プレスリリース要約
教育大手のGakkenは、エンタメと学習を融合させた新しい電子コミック3作品を同時発売しました。ネットリテラシーや日本史、深海生物といった多様なテーマを、子どもが自発的に楽しめるストーリーに昇華。エデュテインメント市場における、デジタルコンテンツの新たなアプローチとして注目されます。
株式会社学研ホールディングスのグループ会社である株式会社Gakkenは、2026年5月31日に『デジタルナイトクエスト』『馬子と守屋』『メンダコメンタン ヤバイ!深海モンスターズ』の3作品を電子コミックとして発売しました。価格は各165円(税込)で、主要な電子書籍ストア(Kindle、楽天Kobo、コミックシーモア、ebookjapanなど)で配信されています。本作は、子どもたちが物語を楽しむ過程で自然と知識を深められるよう、ストーリーやビジュアルが緻密に設計されている点が特徴です。
各作品は、現代の子どもに必須の「ネットリテラシー」、日本史の「仏教伝来」、そして「深海生物」という異なるジャンルをカバーしています。例えば『デジタルナイトクエスト』では、スマホの世界に迷い込んだ少年を通じて、ネットの危険やルールを学べる構成になっています。全作品に総ルビを施し、コマ割りを工夫することで、低年齢層でも1人で読み進められるよう配慮されています。専門的な学習内容を、エンタメ性の高い読み切り形式に落とし込むことで、子どもの自発的な知的好奇心を刺激する設計です。


Journalポイント
実はこれ、単なる子供向けの漫画ではなく、Gakkenが仕掛けるデジタル時代の コンテンツ戦略 なんです。
え、そうなんですか?ただの学習まんがの電子化かと思っていました。
実は今、子どもたちのデバイス利用が増える一方で、長文の学習書を敬遠する傾向があります。そこで、スマホでサクッと読めて、1冊 165円 という圧倒的な低価格で提供することで、接点を増やそうとしているんです。
でも、それっておともと紙の本でやっていたことと何が違うんですか?
例えば、紙の学習まんがはセット販売が多く高価になりがちでした。しかし、電子コミックなら 1テーマ単位 で切り出して安価に提供できます。さらに、ネットリテラシーのような「今すぐ教えたい最新テーマ」を迅速にコンテンツ化して届けることができるんです。
なるほど!じゃあ、教育業界もこれからは「電子書籍ファースト」でコンテンツを作る時代ってことですか?
その通りです。特に今回の試みは、将来的な IPビジネス への展開も見据えていると推測されます。人気キャラクターが生まれれば、そこからアニメ化や学習塾の教材キャラクターなど、多様なビジネス展開が可能になります。

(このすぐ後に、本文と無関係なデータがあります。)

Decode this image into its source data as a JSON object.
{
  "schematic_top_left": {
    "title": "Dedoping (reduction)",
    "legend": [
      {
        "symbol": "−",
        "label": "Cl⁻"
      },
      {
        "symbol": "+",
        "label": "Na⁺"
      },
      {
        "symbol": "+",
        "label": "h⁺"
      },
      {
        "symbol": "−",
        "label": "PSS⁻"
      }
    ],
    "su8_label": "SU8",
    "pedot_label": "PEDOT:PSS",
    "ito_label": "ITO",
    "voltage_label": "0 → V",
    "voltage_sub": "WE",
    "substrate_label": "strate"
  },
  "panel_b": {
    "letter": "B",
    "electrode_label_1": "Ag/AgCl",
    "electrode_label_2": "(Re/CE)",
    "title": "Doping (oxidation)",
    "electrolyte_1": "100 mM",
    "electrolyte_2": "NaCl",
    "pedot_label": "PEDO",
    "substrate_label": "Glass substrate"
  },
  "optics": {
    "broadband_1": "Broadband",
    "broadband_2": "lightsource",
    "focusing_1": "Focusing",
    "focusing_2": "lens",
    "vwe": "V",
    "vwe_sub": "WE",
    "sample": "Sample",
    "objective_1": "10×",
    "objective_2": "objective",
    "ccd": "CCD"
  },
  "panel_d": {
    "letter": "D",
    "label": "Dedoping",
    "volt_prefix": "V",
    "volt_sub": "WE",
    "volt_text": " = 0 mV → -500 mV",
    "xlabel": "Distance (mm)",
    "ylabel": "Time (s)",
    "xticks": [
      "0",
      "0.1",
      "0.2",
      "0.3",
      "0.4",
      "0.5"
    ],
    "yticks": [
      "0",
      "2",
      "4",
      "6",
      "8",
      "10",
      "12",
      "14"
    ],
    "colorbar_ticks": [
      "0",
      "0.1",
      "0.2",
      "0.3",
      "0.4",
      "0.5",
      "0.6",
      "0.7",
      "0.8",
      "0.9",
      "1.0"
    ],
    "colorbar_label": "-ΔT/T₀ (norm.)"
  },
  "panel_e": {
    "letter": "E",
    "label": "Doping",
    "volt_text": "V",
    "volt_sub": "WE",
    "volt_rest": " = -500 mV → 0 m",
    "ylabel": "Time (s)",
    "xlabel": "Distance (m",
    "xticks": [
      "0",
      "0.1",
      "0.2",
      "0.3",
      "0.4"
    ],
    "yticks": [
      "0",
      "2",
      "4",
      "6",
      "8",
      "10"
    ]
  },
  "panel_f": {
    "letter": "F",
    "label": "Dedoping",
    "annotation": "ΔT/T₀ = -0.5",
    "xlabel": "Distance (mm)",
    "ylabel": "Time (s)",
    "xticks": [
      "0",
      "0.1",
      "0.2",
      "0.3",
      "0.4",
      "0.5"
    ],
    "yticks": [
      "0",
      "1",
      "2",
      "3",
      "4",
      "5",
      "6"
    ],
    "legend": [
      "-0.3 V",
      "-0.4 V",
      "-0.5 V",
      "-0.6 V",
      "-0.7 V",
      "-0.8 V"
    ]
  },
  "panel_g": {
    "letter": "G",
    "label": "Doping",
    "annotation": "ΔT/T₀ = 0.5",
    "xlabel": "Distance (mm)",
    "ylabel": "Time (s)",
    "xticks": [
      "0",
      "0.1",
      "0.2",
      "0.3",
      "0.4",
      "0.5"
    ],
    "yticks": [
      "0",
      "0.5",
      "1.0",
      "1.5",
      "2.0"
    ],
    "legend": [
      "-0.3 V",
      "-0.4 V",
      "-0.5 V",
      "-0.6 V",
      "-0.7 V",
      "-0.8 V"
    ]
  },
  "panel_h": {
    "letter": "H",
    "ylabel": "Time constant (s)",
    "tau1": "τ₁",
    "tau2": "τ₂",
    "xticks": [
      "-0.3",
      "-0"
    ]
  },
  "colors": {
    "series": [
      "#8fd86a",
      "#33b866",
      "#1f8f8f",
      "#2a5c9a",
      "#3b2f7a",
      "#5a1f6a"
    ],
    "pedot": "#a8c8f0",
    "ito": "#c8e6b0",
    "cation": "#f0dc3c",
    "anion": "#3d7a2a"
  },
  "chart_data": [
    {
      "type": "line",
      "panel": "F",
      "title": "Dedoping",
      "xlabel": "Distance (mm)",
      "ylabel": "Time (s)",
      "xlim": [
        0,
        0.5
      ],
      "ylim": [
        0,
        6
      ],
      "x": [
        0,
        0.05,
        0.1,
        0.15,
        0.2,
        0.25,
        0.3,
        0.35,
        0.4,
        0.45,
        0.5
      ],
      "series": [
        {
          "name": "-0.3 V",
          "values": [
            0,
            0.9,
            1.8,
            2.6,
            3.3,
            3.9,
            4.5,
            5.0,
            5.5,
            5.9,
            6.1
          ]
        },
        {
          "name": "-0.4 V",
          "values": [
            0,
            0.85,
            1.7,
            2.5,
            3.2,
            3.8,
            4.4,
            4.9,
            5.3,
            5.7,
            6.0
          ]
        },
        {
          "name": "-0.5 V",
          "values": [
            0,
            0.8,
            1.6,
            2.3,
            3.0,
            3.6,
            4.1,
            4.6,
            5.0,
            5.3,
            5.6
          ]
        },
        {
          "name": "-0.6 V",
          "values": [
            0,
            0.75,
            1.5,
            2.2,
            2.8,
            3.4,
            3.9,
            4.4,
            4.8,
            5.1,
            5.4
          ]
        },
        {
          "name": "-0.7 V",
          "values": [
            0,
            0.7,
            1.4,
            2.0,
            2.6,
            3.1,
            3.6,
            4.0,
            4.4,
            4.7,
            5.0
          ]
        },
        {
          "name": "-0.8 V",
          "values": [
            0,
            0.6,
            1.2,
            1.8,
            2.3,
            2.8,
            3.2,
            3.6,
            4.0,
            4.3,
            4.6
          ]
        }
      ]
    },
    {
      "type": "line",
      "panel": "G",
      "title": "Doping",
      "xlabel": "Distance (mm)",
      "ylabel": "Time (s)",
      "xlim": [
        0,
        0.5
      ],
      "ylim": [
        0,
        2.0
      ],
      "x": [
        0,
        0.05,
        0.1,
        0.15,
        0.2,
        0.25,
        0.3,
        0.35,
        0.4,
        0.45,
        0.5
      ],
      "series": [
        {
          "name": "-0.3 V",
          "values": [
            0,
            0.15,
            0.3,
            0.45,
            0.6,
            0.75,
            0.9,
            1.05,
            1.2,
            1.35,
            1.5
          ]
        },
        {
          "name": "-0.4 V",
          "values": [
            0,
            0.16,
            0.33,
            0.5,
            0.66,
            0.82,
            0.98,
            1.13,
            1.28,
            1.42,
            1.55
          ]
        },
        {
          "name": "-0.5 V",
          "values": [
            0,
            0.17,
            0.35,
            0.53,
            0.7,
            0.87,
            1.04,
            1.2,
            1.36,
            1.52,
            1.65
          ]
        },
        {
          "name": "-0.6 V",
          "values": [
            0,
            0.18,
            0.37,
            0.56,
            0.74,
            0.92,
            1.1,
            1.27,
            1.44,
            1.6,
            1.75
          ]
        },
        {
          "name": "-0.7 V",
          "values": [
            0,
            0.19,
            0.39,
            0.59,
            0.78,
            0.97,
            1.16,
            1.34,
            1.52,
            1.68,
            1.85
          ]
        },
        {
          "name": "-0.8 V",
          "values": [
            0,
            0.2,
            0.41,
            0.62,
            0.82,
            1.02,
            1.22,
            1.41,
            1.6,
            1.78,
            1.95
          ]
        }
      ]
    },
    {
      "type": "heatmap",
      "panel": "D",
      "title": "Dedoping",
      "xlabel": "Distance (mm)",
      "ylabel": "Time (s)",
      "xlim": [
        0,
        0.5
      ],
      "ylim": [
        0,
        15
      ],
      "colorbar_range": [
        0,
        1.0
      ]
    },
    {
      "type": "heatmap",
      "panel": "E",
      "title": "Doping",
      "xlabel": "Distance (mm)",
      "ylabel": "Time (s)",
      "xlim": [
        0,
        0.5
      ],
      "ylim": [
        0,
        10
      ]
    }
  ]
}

IPというのは、キャラクターなどの知的財産のことですね。他の会社も似たようなことしてるんですか?
IPというのは知的財産のことで、キャラクターや作品の権利ビジネスを指します。他社でもゲームアプリと学習を融合させるなど、 エデュテインメント分野 でのデジタルIP開発が活発化しており、異業種からの参入も増えています。
なるほど、教育とエンタメの融合はビジネスとしても大きな可能性を秘めているんですね。勉強になりました!